East Lansing political consultant Mark Grebner and several other people filed a lawsuit because they were unhappy that the Michigan Democratic and Republican parties will keep track of voters’ names and whether they took a Democratic or GOP primary ballot but gives no public access to that information.

Grebner said the knowledge is worth $5 million to $10 million and argued that access to it should be equal for everyone because it is information obtained through a publicly funded election.

“We’re not anti-election. We’re really just anti-corrupt giveaway,” he said.

But the Michigan Supreme Court didn’t buy that argument, issuing an opinion Wednesday that allows the primary to go forward.

Many election clerks aren’t happy with the ruling. The Michigan Association of County Clerks wanted the primary dropped because, with less than 60 days to go before Jan. 15, it will be difficult to guarantee that absentee voters such as military members serving overseas, the elderly and the disabled will be able to apply for ballots and return them in time.

Absentee voters must ask for a Republican or Democratic ballot, then wait for the ballot to arrive. The high volume of holiday mail means some voters might be unable to complete a ballot by deadline.

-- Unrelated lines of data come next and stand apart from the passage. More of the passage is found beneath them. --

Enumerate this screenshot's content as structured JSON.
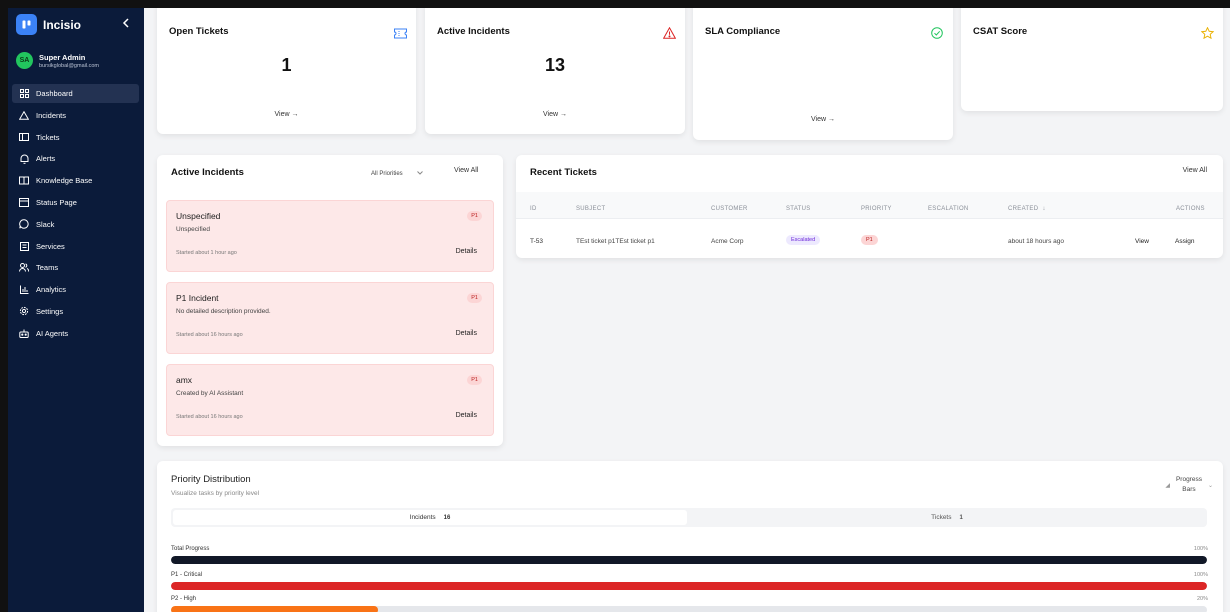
{
  "app": {
    "name": "Incisio",
    "collapse_icon": "chevron-left-icon"
  },
  "user": {
    "initials": "SA",
    "name": "Super Admin",
    "email": "bursikglobal@gmail.com"
  },
  "sidebar": {
    "items": [
      {
        "label": "Dashboard",
        "icon": "grid-icon",
        "active": true
      },
      {
        "label": "Incidents",
        "icon": "alert-triangle-icon"
      },
      {
        "label": "Tickets",
        "icon": "ticket-icon"
      },
      {
        "label": "Alerts",
        "icon": "bell-icon"
      },
      {
        "label": "Knowledge Base",
        "icon": "book-icon"
      },
      {
        "label": "Status Page",
        "icon": "status-icon"
      },
      {
        "label": "Slack",
        "icon": "chat-icon"
      },
      {
        "label": "Services",
        "icon": "server-icon"
      },
      {
        "label": "Teams",
        "icon": "users-icon"
      },
      {
        "label": "Analytics",
        "icon": "bar-chart-icon"
      },
      {
        "label": "Settings",
        "icon": "gear-icon"
      },
      {
        "label": "AI Agents",
        "icon": "robot-icon"
      }
    ]
  },
  "stats": {
    "open_tickets": {
      "title": "Open Tickets",
      "value": "1",
      "link": "View →",
      "icon": "ticket-icon"
    },
    "active_incidents": {
      "title": "Active Incidents",
      "value": "13",
      "link": "View →",
      "icon": "warning-icon"
    },
    "sla": {
      "title": "SLA Compliance",
      "link": "View →",
      "icon": "check-circle-icon"
    },
    "csat": {
      "title": "CSAT Score",
      "icon": "star-icon"
    }
  },
  "active_panel": {
    "title": "Active Incidents",
    "filter": "All Priorities",
    "view_all": "View All",
    "items": [
      {
        "title": "Unspecified",
        "desc": "Unspecified",
        "time": "Started about 1 hour ago",
        "priority": "P1",
        "action": "Details"
      },
      {
        "title": "P1 Incident",
        "desc": "No detailed description provided.",
        "time": "Started about 16 hours ago",
        "priority": "P1",
        "action": "Details"
      },
      {
        "title": "amx",
        "desc": "Created by AI Assistant",
        "time": "Started about 16 hours ago",
        "priority": "P1",
        "action": "Details"
      }
    ]
  },
  "tickets_panel": {
    "title": "Recent Tickets",
    "view_all": "View All",
    "columns": [
      "ID",
      "SUBJECT",
      "CUSTOMER",
      "STATUS",
      "PRIORITY",
      "ESCALATION",
      "CREATED",
      "ACTIONS"
    ],
    "rows": [
      {
        "id": "T-53",
        "subject": "TEst ticket p1TEst ticket p1",
        "customer": "Acme Corp",
        "status": "Escalated",
        "priority": "P1",
        "created": "about 18 hours ago",
        "view": "View",
        "assign": "Assign"
      }
    ]
  },
  "priority": {
    "title": "Priority Distribution",
    "subtitle": "Visualize tasks by priority level",
    "mode_line1": "Progress",
    "mode_line2": "Bars",
    "tabs": [
      {
        "label": "Incidents",
        "count": "16"
      },
      {
        "label": "Tickets",
        "count": "1"
      }
    ],
    "bars": [
      {
        "label": "Total Progress",
        "percent": 100,
        "pct_label": "100%",
        "color": "#111827"
      },
      {
        "label": "P1 - Critical",
        "percent": 100,
        "pct_label": "100%",
        "color": "#dc2626"
      },
      {
        "label": "P2 - High",
        "percent": 20,
        "pct_label": "20%",
        "color": "#f97316"
      }
    ]
  }
}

The clerks’ association and some Democratic lawmakers also argued that it’s a waste of money to spend at least $10 million on the primary, especially since four of the Democratic candidates have taken their names off the ballot because Michigan violated party rules by making itself one of the earliest states on the primary calendar.

They think the political parties should have stuck to their party caucuses or conventions and picked up the tab.

There’s also a concern that voters will stay away from the polls because they don’t want to give the parties a record of which ballot they took, either for privacy reasons or because they don’t want to receive the political mailings that are sure to come.

At this point, however, it looks like the new version of the Michigan presidential primary will go on as scheduled Jan. 15.